On July 7 a security vulnerability affecting browsers for the Windows operating system was reported to mozilla.org by Keith McCanless, and was subsequently posted to Full Disclosure, a public security mailing list. On the same day, the Mozilla security team confirmed the report of this security issue affecting the Mozilla Application Suite, Firefox, and Thunderbird and discussed and developed the fix at Bugzilla bug 250180. We have confirmed that the bug affects only users of Microsoft's Windows operating system. The issue does not affect Linux or Macintosh users.

On July 8th, the Mozilla team released a configuration change which resolves this problem by explicitly disabling the use of the shell: external protocol handler. The fix is available in two forms. The first is a small download which will make this configuration adjustment for the user. The second fix is to install the newest full release of each of these products.

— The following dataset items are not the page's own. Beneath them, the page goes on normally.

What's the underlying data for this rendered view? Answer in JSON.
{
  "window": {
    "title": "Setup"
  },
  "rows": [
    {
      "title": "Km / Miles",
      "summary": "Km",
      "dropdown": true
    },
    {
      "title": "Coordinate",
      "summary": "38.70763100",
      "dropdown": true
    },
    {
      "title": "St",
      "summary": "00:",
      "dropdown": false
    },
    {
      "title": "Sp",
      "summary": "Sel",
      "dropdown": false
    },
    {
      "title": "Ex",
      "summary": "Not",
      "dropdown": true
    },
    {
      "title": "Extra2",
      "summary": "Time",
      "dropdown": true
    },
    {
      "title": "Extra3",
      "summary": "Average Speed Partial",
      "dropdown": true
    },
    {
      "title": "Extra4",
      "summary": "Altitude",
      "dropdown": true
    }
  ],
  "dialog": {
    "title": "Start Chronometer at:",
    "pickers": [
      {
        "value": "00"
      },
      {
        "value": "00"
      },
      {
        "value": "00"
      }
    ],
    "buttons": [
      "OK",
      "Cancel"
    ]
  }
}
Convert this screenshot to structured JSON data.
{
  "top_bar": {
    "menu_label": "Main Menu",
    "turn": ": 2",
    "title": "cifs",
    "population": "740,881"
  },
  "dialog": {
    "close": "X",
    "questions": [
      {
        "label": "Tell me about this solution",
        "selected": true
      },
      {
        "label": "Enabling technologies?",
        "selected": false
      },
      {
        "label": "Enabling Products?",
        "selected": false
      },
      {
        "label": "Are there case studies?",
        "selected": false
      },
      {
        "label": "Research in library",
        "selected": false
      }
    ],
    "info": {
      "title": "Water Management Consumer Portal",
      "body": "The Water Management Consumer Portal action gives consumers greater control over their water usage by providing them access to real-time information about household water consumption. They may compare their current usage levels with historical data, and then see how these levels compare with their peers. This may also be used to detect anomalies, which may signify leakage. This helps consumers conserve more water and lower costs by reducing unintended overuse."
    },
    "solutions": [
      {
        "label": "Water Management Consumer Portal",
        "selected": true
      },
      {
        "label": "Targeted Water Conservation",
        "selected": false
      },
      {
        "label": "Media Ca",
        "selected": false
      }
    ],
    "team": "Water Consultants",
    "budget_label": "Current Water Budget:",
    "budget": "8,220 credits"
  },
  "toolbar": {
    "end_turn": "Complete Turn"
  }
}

Instructions on administering these changes can be found below.

How to update

Mozilla, Firefox and Thunderbird users on Microsoft Windows operating systems should update in one of the following ways.

  • To install the security patch for Mozilla or Firefox, follow these instructions:
    1. Click Install Patch.
    2. In the Software Installation window, click the "Install Now" button.
    3. Exit and restart your Mozilla or Firefox browser.
  • To verify the fix in your Firefox or Mozilla application, be sure to restart the browser and then follow these steps:
    1. Type about:config into the address field and hit Enter.
    2. In the Filter toolbar, type shell.
    3. Look for the preference listing network.protocol-handler.external.shell.
    4. If you see the preference listed with the value of false then your application has been patched.
  • To install the security patch for Thunderbird, follow these instructions:
    1. Right-click the Patch and choose save link as.
    2. Save the file, shellblock.xpi, to your Desktop.
    3. In Thunderbird, go to the Tools menu and select the Extensions item.
    4. In the resulting Extensions window, click the "Install" button.
    5. Use Windows file picker to select the shellblock.xpi file from your Desktop and click OK to dismiss the file picker.
    6. Click OK on the Software Installation window.
    7. Exit and restart Thunderbird.
  • To download and install new Mozilla releases releases, follow the instructions below:
    1. Download Mozilla 1.7.1 to your Desktop and double-click the mozilla-win32-1.7.1-installer.exe icon.
    2. Follow the instructions in the Mozilla Install wizard.
    1. Download Firefox 0.9.2 and to your Desktop and double-click the FirefoxSetup-0.9.2.exe icon.
    2. Follow the instructions in the Firefox Install wizard.
    1. Download Thunderbird 0.7.2 to your Desktop and double-click the ThunderbirdSetup-0.7.2.exe icon.
    2. Follow the instructions in the Thunderbird Install wizard.

We value our users' safety and security and will continue to make all efforts to release secure products and respond quickly when security vulnerabilities are identified in our software. Future versions of Mozilla Firefox will include automatic update notifications, which will make it even easier for users to be alerted to security fixes. The Mozilla Security Team would like to thank Keith McCanless for the original bug report and test case, and apologize for incorrectly omitting mention of his report in the initial version of this document.